Zander proudly shows off his well-stocked tackle box and the fishing pole he won at last year’s fishing derby at Failor Lake. Saturday, though, he wasn’t having much luck. After three hours on the bank of Lake Aberdeen, he hasn’t had a serious bite. It might be the bait, he ponders, staring at the small jar of brilliant green Nitro bait.
“It’s stinky,” he notes with a crinkled nose, and rummages for a better option.
Trevor Cox, 4, caught the fish biting. He had his limit of trout early in the day, his best a 15-inch beauty weighing in at 1.71 lbs.
His parents, Mark and Trisha, helped out of course, but Trevor has been honing his fishing skills since he could hold a pole.
“I think it’s good,” he shyly says of fishing.

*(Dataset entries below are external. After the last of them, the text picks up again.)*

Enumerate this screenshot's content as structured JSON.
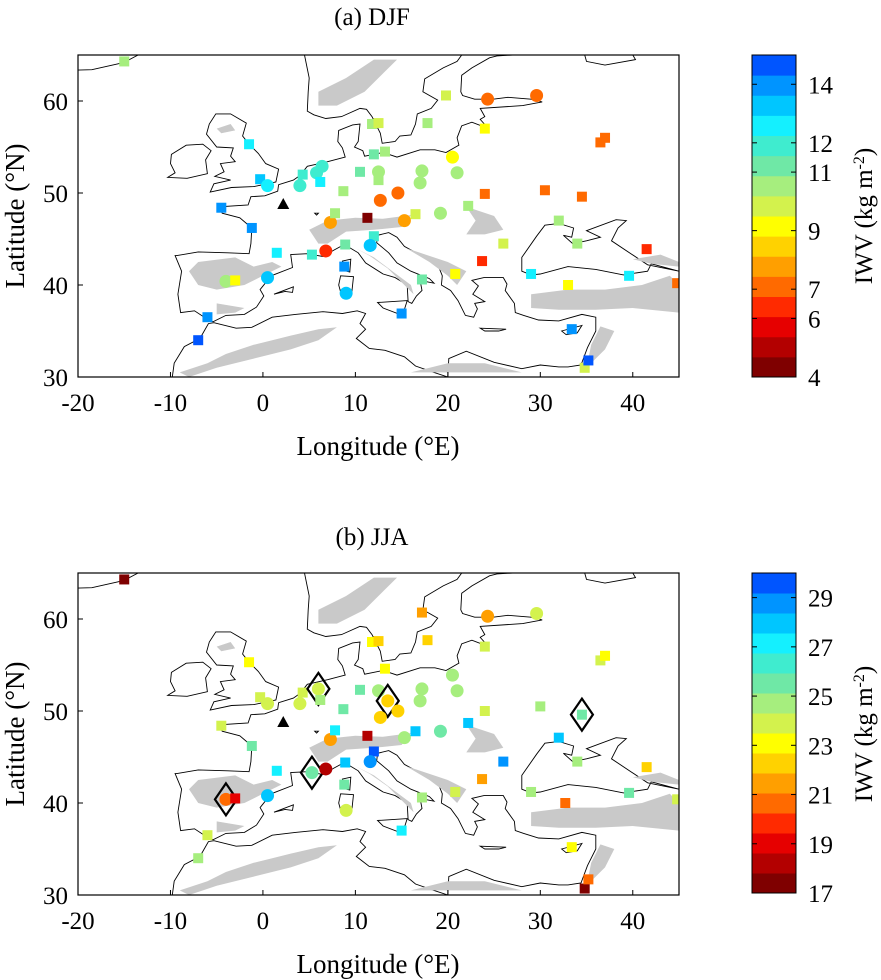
{
  "panels": [
    {
      "title": "(a) DJF",
      "xlabel": "Longitude (°E)",
      "ylabel": "Latitude (°N)",
      "xticks": [
        "-20",
        "-10",
        "0",
        "10",
        "20",
        "30",
        "40"
      ],
      "yticks": [
        "30",
        "40",
        "50",
        "60"
      ],
      "colorbar": {
        "label": "IWV (kg m",
        "label_sup": "-2",
        "label_end": ")",
        "ticks": [
          "4",
          "6",
          "7",
          "9",
          "11",
          "12",
          "14"
        ]
      }
    },
    {
      "title": "(b) JJA",
      "xlabel": "Longitude (°E)",
      "ylabel": "Latitude (°N)",
      "xticks": [
        "-20",
        "-10",
        "0",
        "10",
        "20",
        "30",
        "40"
      ],
      "yticks": [
        "30",
        "40",
        "50",
        "60"
      ],
      "colorbar": {
        "label": "IWV (kg m",
        "label_sup": "-2",
        "label_end": ")",
        "ticks": [
          "17",
          "19",
          "21",
          "23",
          "25",
          "27",
          "29"
        ]
      }
    }
  ],
  "chart_data": [
    {
      "type": "scatter",
      "title": "(a) DJF",
      "xlabel": "Longitude (°E)",
      "ylabel": "Latitude (°N)",
      "xlim": [
        -20,
        45
      ],
      "ylim": [
        30,
        65
      ],
      "colorbar": {
        "min": 4,
        "max": 15,
        "levels": 16,
        "tick_values": [
          4,
          6,
          7,
          9,
          11,
          12,
          14
        ]
      },
      "stations": [
        {
          "lon": -15.0,
          "lat": 64.3,
          "v": 10.5,
          "m": "s"
        },
        {
          "lon": -7.0,
          "lat": 34.0,
          "v": 14.5,
          "m": "s"
        },
        {
          "lon": -6.0,
          "lat": 36.5,
          "v": 14.2,
          "m": "s"
        },
        {
          "lon": -4.0,
          "lat": 40.4,
          "v": 10.6,
          "m": "c"
        },
        {
          "lon": -3.0,
          "lat": 40.5,
          "v": 9.3,
          "m": "s"
        },
        {
          "lon": 0.5,
          "lat": 40.8,
          "v": 13.3,
          "m": "c"
        },
        {
          "lon": 1.5,
          "lat": 43.5,
          "v": 12.3,
          "m": "s"
        },
        {
          "lon": -1.2,
          "lat": 46.2,
          "v": 13.7,
          "m": "s"
        },
        {
          "lon": -4.5,
          "lat": 48.4,
          "v": 14.0,
          "m": "s"
        },
        {
          "lon": -1.5,
          "lat": 55.3,
          "v": 12.5,
          "m": "s"
        },
        {
          "lon": -0.3,
          "lat": 51.5,
          "v": 13.4,
          "m": "s"
        },
        {
          "lon": 0.5,
          "lat": 50.8,
          "v": 12.7,
          "m": "c"
        },
        {
          "lon": 2.2,
          "lat": 48.8,
          "v": 0,
          "m": "t",
          "missing": true
        },
        {
          "lon": 4.0,
          "lat": 50.8,
          "v": 11.8,
          "m": "c"
        },
        {
          "lon": 4.3,
          "lat": 52.0,
          "v": 12.1,
          "m": "s"
        },
        {
          "lon": 5.8,
          "lat": 52.2,
          "v": 12.0,
          "m": "c"
        },
        {
          "lon": 6.2,
          "lat": 51.2,
          "v": 12.3,
          "m": "s"
        },
        {
          "lon": 6.4,
          "lat": 52.9,
          "v": 11.8,
          "m": "c"
        },
        {
          "lon": 5.3,
          "lat": 43.3,
          "v": 12.0,
          "m": "s"
        },
        {
          "lon": 6.8,
          "lat": 43.7,
          "v": 6.2,
          "m": "c"
        },
        {
          "lon": 7.3,
          "lat": 46.8,
          "v": 7.5,
          "m": "c"
        },
        {
          "lon": 7.8,
          "lat": 47.8,
          "v": 10.8,
          "m": "s"
        },
        {
          "lon": 8.7,
          "lat": 50.2,
          "v": 10.8,
          "m": "s"
        },
        {
          "lon": 8.9,
          "lat": 44.4,
          "v": 11.3,
          "m": "s"
        },
        {
          "lon": 8.8,
          "lat": 42.0,
          "v": 13.9,
          "m": "s"
        },
        {
          "lon": 9.0,
          "lat": 39.1,
          "v": 13.5,
          "m": "c"
        },
        {
          "lon": 10.5,
          "lat": 52.3,
          "v": 11.0,
          "m": "s"
        },
        {
          "lon": 11.3,
          "lat": 47.3,
          "v": 4.3,
          "m": "s"
        },
        {
          "lon": 12.0,
          "lat": 45.3,
          "v": 11.9,
          "m": "s"
        },
        {
          "lon": 11.6,
          "lat": 44.3,
          "v": 13.3,
          "m": "c"
        },
        {
          "lon": 11.8,
          "lat": 57.5,
          "v": 10.6,
          "m": "s"
        },
        {
          "lon": 12.5,
          "lat": 57.6,
          "v": 10.1,
          "m": "s"
        },
        {
          "lon": 12.0,
          "lat": 54.2,
          "v": 11.3,
          "m": "s"
        },
        {
          "lon": 13.2,
          "lat": 54.5,
          "v": 10.5,
          "m": "s"
        },
        {
          "lon": 12.5,
          "lat": 52.3,
          "v": 10.7,
          "m": "c"
        },
        {
          "lon": 12.5,
          "lat": 51.4,
          "v": 10.6,
          "m": "s"
        },
        {
          "lon": 12.7,
          "lat": 49.2,
          "v": 7.4,
          "m": "c"
        },
        {
          "lon": 14.6,
          "lat": 50.0,
          "v": 7.2,
          "m": "c"
        },
        {
          "lon": 15.3,
          "lat": 47.0,
          "v": 7.6,
          "m": "c"
        },
        {
          "lon": 16.5,
          "lat": 47.7,
          "v": 10.1,
          "m": "s"
        },
        {
          "lon": 17.0,
          "lat": 51.1,
          "v": 10.3,
          "m": "c"
        },
        {
          "lon": 17.2,
          "lat": 52.4,
          "v": 10.6,
          "m": "c"
        },
        {
          "lon": 15.0,
          "lat": 36.9,
          "v": 14.0,
          "m": "s"
        },
        {
          "lon": 17.8,
          "lat": 57.6,
          "v": 10.6,
          "m": "s"
        },
        {
          "lon": 17.2,
          "lat": 40.6,
          "v": 11.0,
          "m": "s"
        },
        {
          "lon": 19.2,
          "lat": 47.8,
          "v": 10.2,
          "m": "c"
        },
        {
          "lon": 20.5,
          "lat": 53.9,
          "v": 9.3,
          "m": "c"
        },
        {
          "lon": 21.0,
          "lat": 52.2,
          "v": 10.4,
          "m": "c"
        },
        {
          "lon": 20.8,
          "lat": 41.2,
          "v": 9.2,
          "m": "s"
        },
        {
          "lon": 22.2,
          "lat": 48.6,
          "v": 10.2,
          "m": "s"
        },
        {
          "lon": 19.8,
          "lat": 60.6,
          "v": 9.8,
          "m": "s"
        },
        {
          "lon": 23.7,
          "lat": 42.6,
          "v": 6.5,
          "m": "s"
        },
        {
          "lon": 24.0,
          "lat": 57.0,
          "v": 9.4,
          "m": "s"
        },
        {
          "lon": 24.3,
          "lat": 60.2,
          "v": 7.4,
          "m": "c"
        },
        {
          "lon": 24.0,
          "lat": 49.9,
          "v": 7.3,
          "m": "s"
        },
        {
          "lon": 26.0,
          "lat": 44.5,
          "v": 10.1,
          "m": "s"
        },
        {
          "lon": 29.0,
          "lat": 41.2,
          "v": 12.4,
          "m": "s"
        },
        {
          "lon": 29.6,
          "lat": 60.6,
          "v": 7.3,
          "m": "c"
        },
        {
          "lon": 30.5,
          "lat": 50.3,
          "v": 7.3,
          "m": "s"
        },
        {
          "lon": 32.0,
          "lat": 47.0,
          "v": 10.6,
          "m": "s"
        },
        {
          "lon": 33.0,
          "lat": 40.0,
          "v": 9.3,
          "m": "s"
        },
        {
          "lon": 33.4,
          "lat": 35.2,
          "v": 13.8,
          "m": "s"
        },
        {
          "lon": 34.0,
          "lat": 44.5,
          "v": 10.5,
          "m": "s"
        },
        {
          "lon": 34.5,
          "lat": 49.6,
          "v": 7.2,
          "m": "s"
        },
        {
          "lon": 34.8,
          "lat": 31.0,
          "v": 10.1,
          "m": "s"
        },
        {
          "lon": 35.2,
          "lat": 31.8,
          "v": 14.4,
          "m": "s"
        },
        {
          "lon": 36.5,
          "lat": 55.5,
          "v": 7.0,
          "m": "s"
        },
        {
          "lon": 37.0,
          "lat": 56.0,
          "v": 6.8,
          "m": "s"
        },
        {
          "lon": 39.6,
          "lat": 41.0,
          "v": 12.4,
          "m": "s"
        },
        {
          "lon": 41.5,
          "lat": 43.9,
          "v": 6.2,
          "m": "s"
        },
        {
          "lon": 44.8,
          "lat": 40.2,
          "v": 6.8,
          "m": "s"
        }
      ]
    },
    {
      "type": "scatter",
      "title": "(b) JJA",
      "xlabel": "Longitude (°E)",
      "ylabel": "Latitude (°N)",
      "xlim": [
        -20,
        45
      ],
      "ylim": [
        30,
        65
      ],
      "colorbar": {
        "min": 17,
        "max": 30,
        "levels": 16,
        "tick_values": [
          17,
          19,
          21,
          23,
          25,
          27,
          29
        ]
      },
      "stations": [
        {
          "lon": -15.0,
          "lat": 64.3,
          "v": 17.8,
          "m": "s"
        },
        {
          "lon": -7.0,
          "lat": 34.0,
          "v": 24.8,
          "m": "s"
        },
        {
          "lon": -6.0,
          "lat": 36.5,
          "v": 23.5,
          "m": "s"
        },
        {
          "lon": -4.0,
          "lat": 40.4,
          "v": 21.0,
          "m": "c",
          "diamond": true
        },
        {
          "lon": -3.0,
          "lat": 40.5,
          "v": 18.9,
          "m": "s"
        },
        {
          "lon": 0.5,
          "lat": 40.8,
          "v": 28.2,
          "m": "c"
        },
        {
          "lon": 1.5,
          "lat": 43.5,
          "v": 27.2,
          "m": "s"
        },
        {
          "lon": -1.2,
          "lat": 46.2,
          "v": 25.4,
          "m": "s"
        },
        {
          "lon": -4.5,
          "lat": 48.4,
          "v": 24.0,
          "m": "s"
        },
        {
          "lon": -1.5,
          "lat": 55.3,
          "v": 23.4,
          "m": "s"
        },
        {
          "lon": -0.3,
          "lat": 51.5,
          "v": 23.7,
          "m": "s"
        },
        {
          "lon": 0.5,
          "lat": 50.8,
          "v": 24.0,
          "m": "c"
        },
        {
          "lon": 2.2,
          "lat": 48.8,
          "v": 0,
          "m": "t",
          "missing": true
        },
        {
          "lon": 4.0,
          "lat": 50.8,
          "v": 24.2,
          "m": "c"
        },
        {
          "lon": 4.3,
          "lat": 52.0,
          "v": 23.9,
          "m": "s"
        },
        {
          "lon": 6.0,
          "lat": 52.4,
          "v": 23.6,
          "m": "c",
          "diamond": true
        },
        {
          "lon": 6.2,
          "lat": 51.2,
          "v": 24.5,
          "m": "s"
        },
        {
          "lon": 5.3,
          "lat": 43.3,
          "v": 25.7,
          "m": "c",
          "diamond": true
        },
        {
          "lon": 6.8,
          "lat": 43.7,
          "v": 18.6,
          "m": "c"
        },
        {
          "lon": 7.3,
          "lat": 46.9,
          "v": 21.5,
          "m": "c"
        },
        {
          "lon": 7.8,
          "lat": 47.9,
          "v": 26.9,
          "m": "s"
        },
        {
          "lon": 8.7,
          "lat": 50.2,
          "v": 25.4,
          "m": "s"
        },
        {
          "lon": 8.9,
          "lat": 44.4,
          "v": 28.0,
          "m": "s"
        },
        {
          "lon": 8.8,
          "lat": 42.0,
          "v": 25.6,
          "m": "s"
        },
        {
          "lon": 9.0,
          "lat": 39.2,
          "v": 24.2,
          "m": "c"
        },
        {
          "lon": 10.5,
          "lat": 52.3,
          "v": 25.4,
          "m": "s"
        },
        {
          "lon": 11.3,
          "lat": 47.3,
          "v": 18.0,
          "m": "s"
        },
        {
          "lon": 12.0,
          "lat": 45.6,
          "v": 29.8,
          "m": "s"
        },
        {
          "lon": 11.6,
          "lat": 44.5,
          "v": 28.8,
          "m": "c"
        },
        {
          "lon": 11.8,
          "lat": 57.5,
          "v": 22.7,
          "m": "s"
        },
        {
          "lon": 12.5,
          "lat": 57.6,
          "v": 22.0,
          "m": "s"
        },
        {
          "lon": 12.5,
          "lat": 52.2,
          "v": 24.6,
          "m": "c"
        },
        {
          "lon": 13.2,
          "lat": 54.6,
          "v": 23.0,
          "m": "s"
        },
        {
          "lon": 13.5,
          "lat": 51.1,
          "v": 22.5,
          "m": "c",
          "diamond": true
        },
        {
          "lon": 12.7,
          "lat": 49.3,
          "v": 22.6,
          "m": "c"
        },
        {
          "lon": 14.6,
          "lat": 50.0,
          "v": 22.4,
          "m": "c"
        },
        {
          "lon": 15.3,
          "lat": 47.1,
          "v": 24.5,
          "m": "c"
        },
        {
          "lon": 16.5,
          "lat": 47.8,
          "v": 28.1,
          "m": "s"
        },
        {
          "lon": 17.0,
          "lat": 51.1,
          "v": 25.0,
          "m": "c"
        },
        {
          "lon": 17.2,
          "lat": 52.4,
          "v": 24.6,
          "m": "c"
        },
        {
          "lon": 15.0,
          "lat": 37.0,
          "v": 27.2,
          "m": "s"
        },
        {
          "lon": 17.8,
          "lat": 57.7,
          "v": 22.5,
          "m": "s"
        },
        {
          "lon": 17.2,
          "lat": 40.6,
          "v": 24.5,
          "m": "s"
        },
        {
          "lon": 19.2,
          "lat": 47.8,
          "v": 25.4,
          "m": "c"
        },
        {
          "lon": 17.2,
          "lat": 60.7,
          "v": 21.4,
          "m": "s"
        },
        {
          "lon": 20.5,
          "lat": 53.9,
          "v": 24.6,
          "m": "c"
        },
        {
          "lon": 21.0,
          "lat": 52.2,
          "v": 24.8,
          "m": "c"
        },
        {
          "lon": 20.8,
          "lat": 41.2,
          "v": 23.8,
          "m": "s"
        },
        {
          "lon": 22.2,
          "lat": 48.7,
          "v": 27.8,
          "m": "s"
        },
        {
          "lon": 23.7,
          "lat": 42.6,
          "v": 21.2,
          "m": "s"
        },
        {
          "lon": 24.0,
          "lat": 57.0,
          "v": 23.5,
          "m": "s"
        },
        {
          "lon": 24.3,
          "lat": 60.3,
          "v": 21.8,
          "m": "c"
        },
        {
          "lon": 24.0,
          "lat": 50.0,
          "v": 24.2,
          "m": "s"
        },
        {
          "lon": 26.0,
          "lat": 44.5,
          "v": 28.5,
          "m": "s"
        },
        {
          "lon": 29.0,
          "lat": 41.2,
          "v": 24.9,
          "m": "s"
        },
        {
          "lon": 29.6,
          "lat": 60.6,
          "v": 23.5,
          "m": "c"
        },
        {
          "lon": 30.0,
          "lat": 50.5,
          "v": 24.9,
          "m": "s"
        },
        {
          "lon": 32.0,
          "lat": 47.1,
          "v": 27.6,
          "m": "s"
        },
        {
          "lon": 32.7,
          "lat": 40.0,
          "v": 20.3,
          "m": "s"
        },
        {
          "lon": 33.4,
          "lat": 35.2,
          "v": 22.7,
          "m": "s"
        },
        {
          "lon": 34.0,
          "lat": 44.5,
          "v": 24.6,
          "m": "s"
        },
        {
          "lon": 34.5,
          "lat": 49.6,
          "v": 25.7,
          "m": "s",
          "diamond": true
        },
        {
          "lon": 34.8,
          "lat": 30.7,
          "v": 17.3,
          "m": "s"
        },
        {
          "lon": 35.2,
          "lat": 31.7,
          "v": 21.0,
          "m": "s"
        },
        {
          "lon": 36.5,
          "lat": 55.5,
          "v": 24.3,
          "m": "s"
        },
        {
          "lon": 37.0,
          "lat": 56.0,
          "v": 23.4,
          "m": "s"
        },
        {
          "lon": 39.6,
          "lat": 41.1,
          "v": 25.9,
          "m": "s"
        },
        {
          "lon": 41.5,
          "lat": 43.9,
          "v": 22.3,
          "m": "s"
        },
        {
          "lon": 44.8,
          "lat": 40.4,
          "v": 24.1,
          "m": "s"
        }
      ]
    }
  ]
}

The Cox family arrived right as the lake opened at 5:30 a.m. and said they were lucky to find a parking spot. Even late in the morning, the lake remained crowded, with dozens of anglers sharing the bank or trying their luck on small boats.
Trevor and his parents were mainly still there at 9 a.m. to help his new friend, Logan, 5. His dad, Eric Roberts, showed up at 6:30 a.m.
“Apparently we missed the golden hour,” Eric said. After nearly three hours of labor, they had only caught three trout.
Then, suddenly, Eric and Logan get a bite, and after a short fight, pull in a trout that looks like it might outweigh the rest of their catch combined. It’s at least a 14-incher, probably weighing a pound and a half to two pounds.
“I’m a good fisher,” Logan announces with a broad grin.
“He’ll cry when we put it in the pan,” notes Eric. “Whenever we catch fish, he thinks they’re going to go into the fish tank.”
Logan says he likes fishing, and doesn’t seem to mind the long wait between bites.
“It’s about getting a lot of fish and a shark and an octopus and a whale,” Logan said. He hadn’t seen anything but fish in the lake so far, though.
“They don’t live in this water,” he said with only a trace of disappointment. Next time, they would go somewhere he could catch a shark, he said.
“Yeah, the seafood store,” Eric said with a laugh.
Lake Aberdeen is slated to have 8,500 rainbow trout planted over April and May by the Washington Department of Fish and Wildlife. Trout generally bite until mid-summer.